I like having a full plate. This means to me that I juggle a lot of things at one time. Looking back, I realize I've always been this way. I know it has a lot to do with my childhood. My sister and I always had to balance something. School, cooking, cleaning, younger brother, etc. Most of the time I wish I had a real childhood, but am grateful on who it made me become. I'm strong. On the downside I don't show deep emotions to others very often. It's hard for me to let my guard down. I think it goes back to me always taking care of others. It's what I love to do. I'm starting to realize one of the main reasons I love taking care of others is so I don't have to focus on myself. I'm trying to make more of an effort in this area.
For well over a year I volunteered with a homeless organization. I used to go to the shelter at night, hand out soup and sandwiches, and help clean up the kitchen. My way of giving back to something I believe in.

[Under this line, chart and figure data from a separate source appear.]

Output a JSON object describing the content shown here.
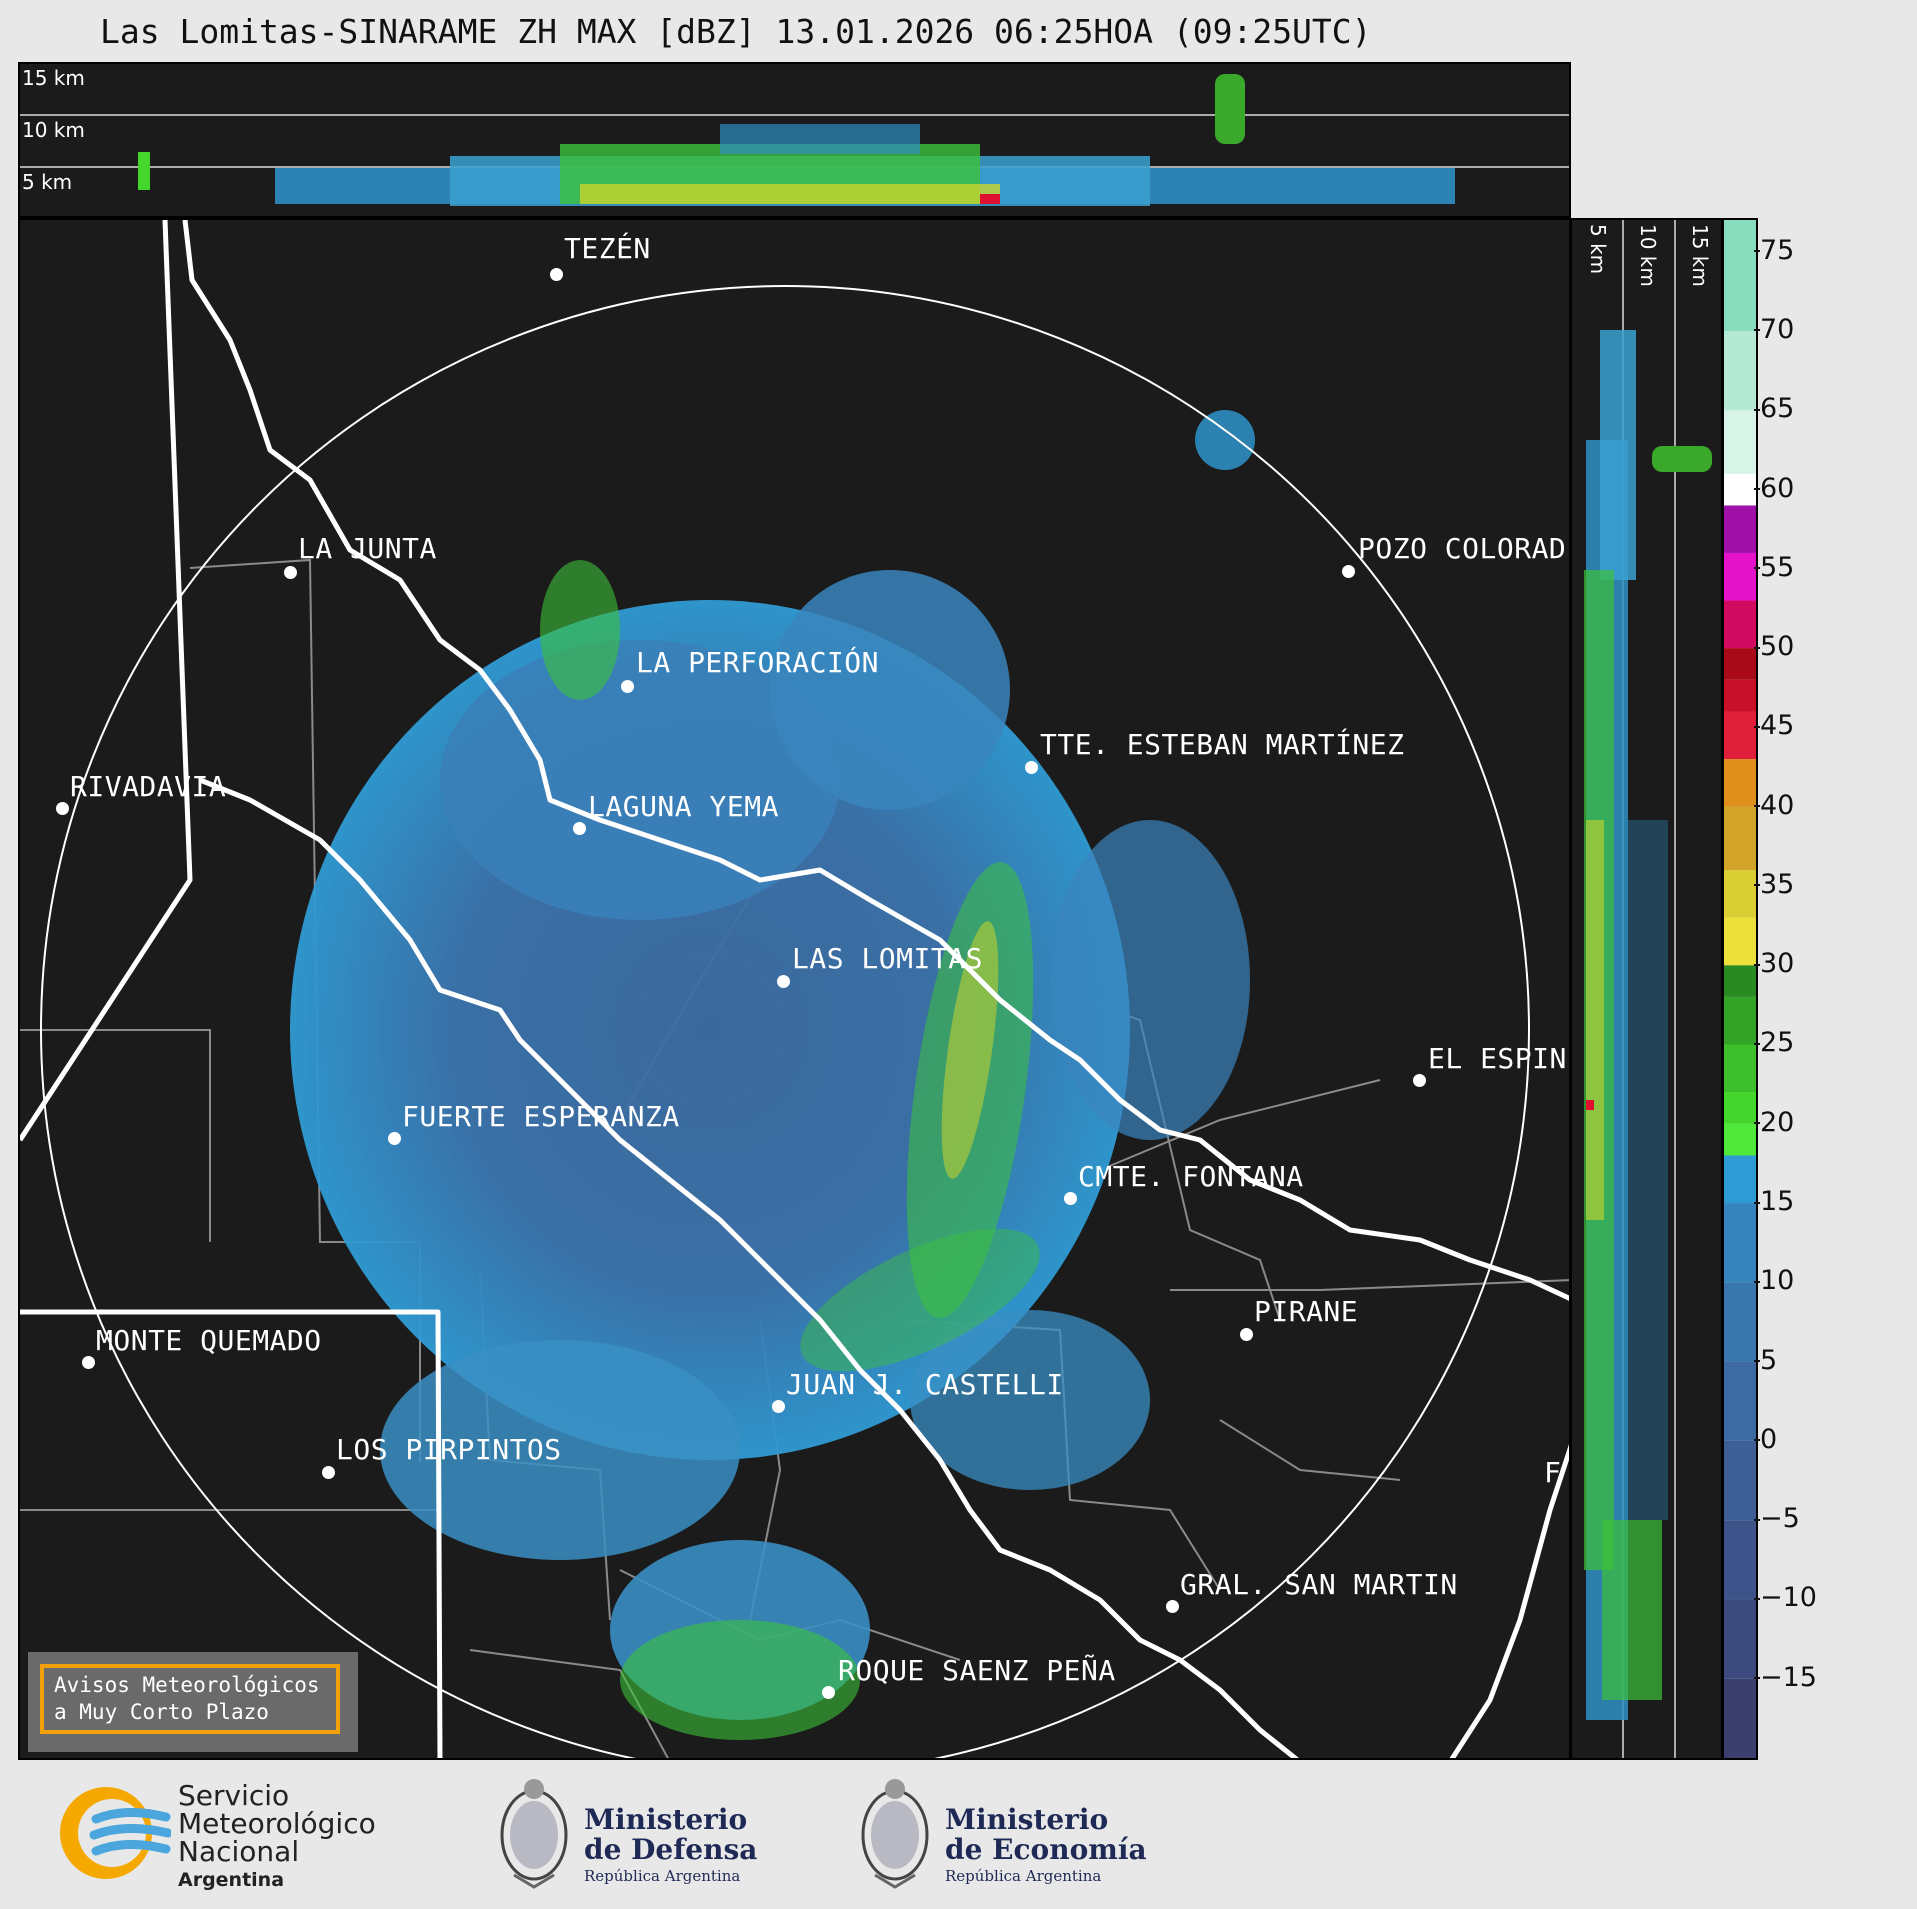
{
  "title": "Las Lomitas-SINARAME ZH MAX [dBZ] 13.01.2026 06:25HOA (09:25UTC)",
  "height_labels": [
    "15 km",
    "10 km",
    "5 km"
  ],
  "cities": [
    {
      "name": "TEZÉN"
    },
    {
      "name": "LA JUNTA"
    },
    {
      "name": "POZO COLORAD"
    },
    {
      "name": "LA PERFORACIÓN"
    },
    {
      "name": "TTE. ESTEBAN MARTÍNEZ"
    },
    {
      "name": "RIVADAVIA"
    },
    {
      "name": "LAGUNA YEMA"
    },
    {
      "name": "LAS LOMITAS"
    },
    {
      "name": "EL ESPIN"
    },
    {
      "name": "FUERTE ESPERANZA"
    },
    {
      "name": "CMTE. FONTANA"
    },
    {
      "name": "PIRANE"
    },
    {
      "name": "MONTE QUEMADO"
    },
    {
      "name": "JUAN J. CASTELLI"
    },
    {
      "name": "LOS PIRPINTOS"
    },
    {
      "name": "F"
    },
    {
      "name": "GRAL. SAN MARTIN"
    },
    {
      "name": "ROQUE SAENZ PEÑA"
    }
  ],
  "colorbar": {
    "ticks": [
      "75",
      "70",
      "65",
      "60",
      "55",
      "50",
      "45",
      "40",
      "35",
      "30",
      "25",
      "20",
      "15",
      "10",
      "5",
      "0",
      "−5",
      "−10",
      "−15"
    ],
    "min": -20,
    "max": 77
  },
  "warning_box": {
    "line1": "Avisos Meteorológicos",
    "line2": "a Muy Corto Plazo"
  },
  "logos": {
    "smn": {
      "line1": "Servicio",
      "line2": "Meteorológico",
      "line3": "Nacional",
      "line4": "Argentina"
    },
    "defensa": {
      "line1": "Ministerio",
      "line2": "de Defensa",
      "line3": "República Argentina"
    },
    "economia": {
      "line1": "Ministerio",
      "line2": "de Economía",
      "line3": "República Argentina"
    }
  },
  "colors": {
    "panel_bg": "#1b1b1b",
    "echo_base": "#3a6fa8",
    "echo_light": "#2f9bd4",
    "echo_green": "#44d62c",
    "warning_border": "#f2a00c"
  }
}
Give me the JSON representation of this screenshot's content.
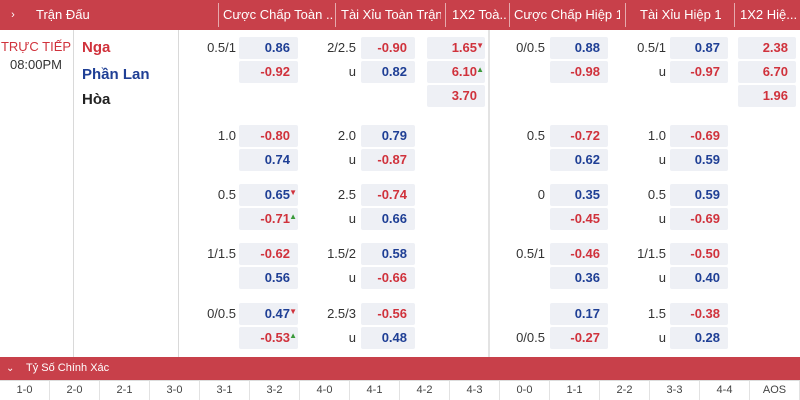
{
  "header": {
    "chevron": "›",
    "columns": [
      "Trận Đấu",
      "Cược Chấp Toàn ...",
      "Tài Xỉu Toàn Trận",
      "1X2 Toà...",
      "Cược Chấp Hiệp 1",
      "Tài Xỉu Hiệp 1",
      "1X2 Hiệ..."
    ]
  },
  "match": {
    "status": "TRỰC TIẾP",
    "time": "08:00PM",
    "home": "Nga",
    "away": "Phần Lan",
    "draw": "Hòa"
  },
  "rows": [
    {
      "ah_line": "0.5/1",
      "ah_home": "0.86",
      "ah_away": "-0.92",
      "ou_line": "2/2.5",
      "ou_over": "-0.90",
      "ou_u": "u",
      "ou_under": "0.82",
      "x12_home": "1.65",
      "x12_away": "6.10",
      "x12_draw": "3.70",
      "h1_ah_line": "0/0.5",
      "h1_ah_home": "0.88",
      "h1_ah_away": "-0.98",
      "h1_ou_line": "0.5/1",
      "h1_ou_over": "0.87",
      "h1_ou_u": "u",
      "h1_ou_under": "-0.97",
      "h1_x12_home": "2.38",
      "h1_x12_away": "6.70",
      "h1_x12_draw": "1.96"
    },
    {
      "ah_line": "1.0",
      "ah_home": "-0.80",
      "ah_away": "0.74",
      "ou_line": "2.0",
      "ou_over": "0.79",
      "ou_u": "u",
      "ou_under": "-0.87",
      "h1_ah_line": "0.5",
      "h1_ah_home": "-0.72",
      "h1_ah_away": "0.62",
      "h1_ou_line": "1.0",
      "h1_ou_over": "-0.69",
      "h1_ou_u": "u",
      "h1_ou_under": "0.59"
    },
    {
      "ah_line": "0.5",
      "ah_home": "0.65",
      "ah_away": "-0.71",
      "ou_line": "2.5",
      "ou_over": "-0.74",
      "ou_u": "u",
      "ou_under": "0.66",
      "h1_ah_line": "0",
      "h1_ah_home": "0.35",
      "h1_ah_away": "-0.45",
      "h1_ou_line": "0.5",
      "h1_ou_over": "0.59",
      "h1_ou_u": "u",
      "h1_ou_under": "-0.69"
    },
    {
      "ah_line": "1/1.5",
      "ah_home": "-0.62",
      "ah_away": "0.56",
      "ou_line": "1.5/2",
      "ou_over": "0.58",
      "ou_u": "u",
      "ou_under": "-0.66",
      "h1_ah_line": "0.5/1",
      "h1_ah_home": "-0.46",
      "h1_ah_away": "0.36",
      "h1_ou_line": "1/1.5",
      "h1_ou_over": "-0.50",
      "h1_ou_u": "u",
      "h1_ou_under": "0.40"
    },
    {
      "ah_line": "0/0.5",
      "ah_home": "0.47",
      "ah_away": "-0.53",
      "ou_line": "2.5/3",
      "ou_over": "-0.56",
      "ou_u": "u",
      "ou_under": "0.48",
      "h1_ah_line2": "0/0.5",
      "h1_ah_home": "0.17",
      "h1_ah_away": "-0.27",
      "h1_ou_line": "1.5",
      "h1_ou_over": "-0.38",
      "h1_ou_u": "u",
      "h1_ou_under": "0.28"
    }
  ],
  "bottom": {
    "chevron": "⌄",
    "title": "Tỷ Số Chính Xác",
    "scores": [
      "1-0",
      "2-0",
      "2-1",
      "3-0",
      "3-1",
      "3-2",
      "4-0",
      "4-1",
      "4-2",
      "4-3",
      "0-0",
      "1-1",
      "2-2",
      "3-3",
      "4-4",
      "AOS"
    ]
  },
  "colors": {
    "header_bg": "#c8404a",
    "positive": "#1f3f95",
    "negative": "#d0323c",
    "arrow_up": "#3a9a3a",
    "arrow_down": "#d0323c",
    "box_bg": "#eef0f5"
  },
  "icons": {
    "arrow_up": "▲",
    "arrow_down": "▼"
  }
}
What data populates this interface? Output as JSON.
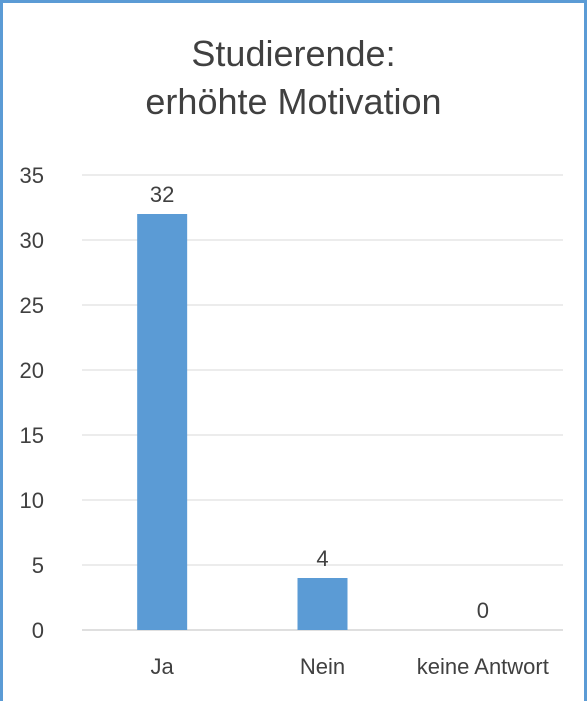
{
  "chart_data": {
    "type": "bar",
    "title_lines": [
      "Studierende:",
      "erhöhte Motivation"
    ],
    "categories": [
      "Ja",
      "Nein",
      "keine Antwort"
    ],
    "values": [
      32,
      4,
      0
    ],
    "data_labels": [
      "32",
      "4",
      "0"
    ],
    "ylim": [
      0,
      35
    ],
    "yticks": [
      "0",
      "5",
      "10",
      "15",
      "20",
      "25",
      "30",
      "35"
    ],
    "grid": true,
    "legend": "none",
    "bar_color": "#5b9bd5"
  }
}
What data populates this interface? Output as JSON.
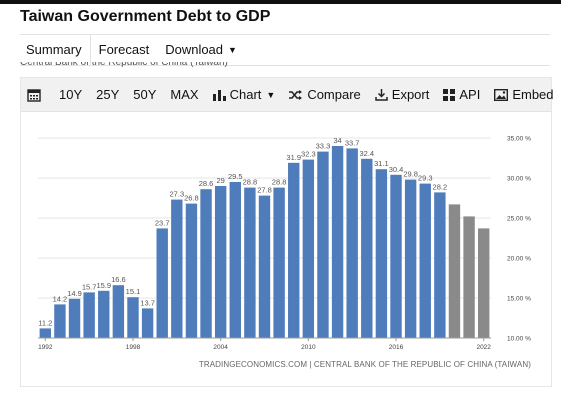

My schedule has conflicted lately and I haven't been going. I miss it, and need to make it a priority again. I know I will have the time, if I switch up my schedule.
A part of me feels like I don't have enough on my plate right now. Most of you think I'm crazy for saying it. I currently do have a lot of major things going on. I can't explain really why I feel this way, perhaps the feeling will pass. In my head I function better when I have a lot to juggle. As I type this I realize how weird I sound. Like I said before it's hard to explain.....
Merry Christmas 2012!
12 years ago
1 comments:
You are a giver! You give all that you have and take nothing in return. The gift that you give is your time, energy, and love and that is a beautiful thing! There is absolutely NOTHING wrong with you accepting help, or a friends ear to listen to you. You have had this conversation about 100 times, and you will probably need to hear it 100 times more. Please accept the help of others, we all need to be here for each other!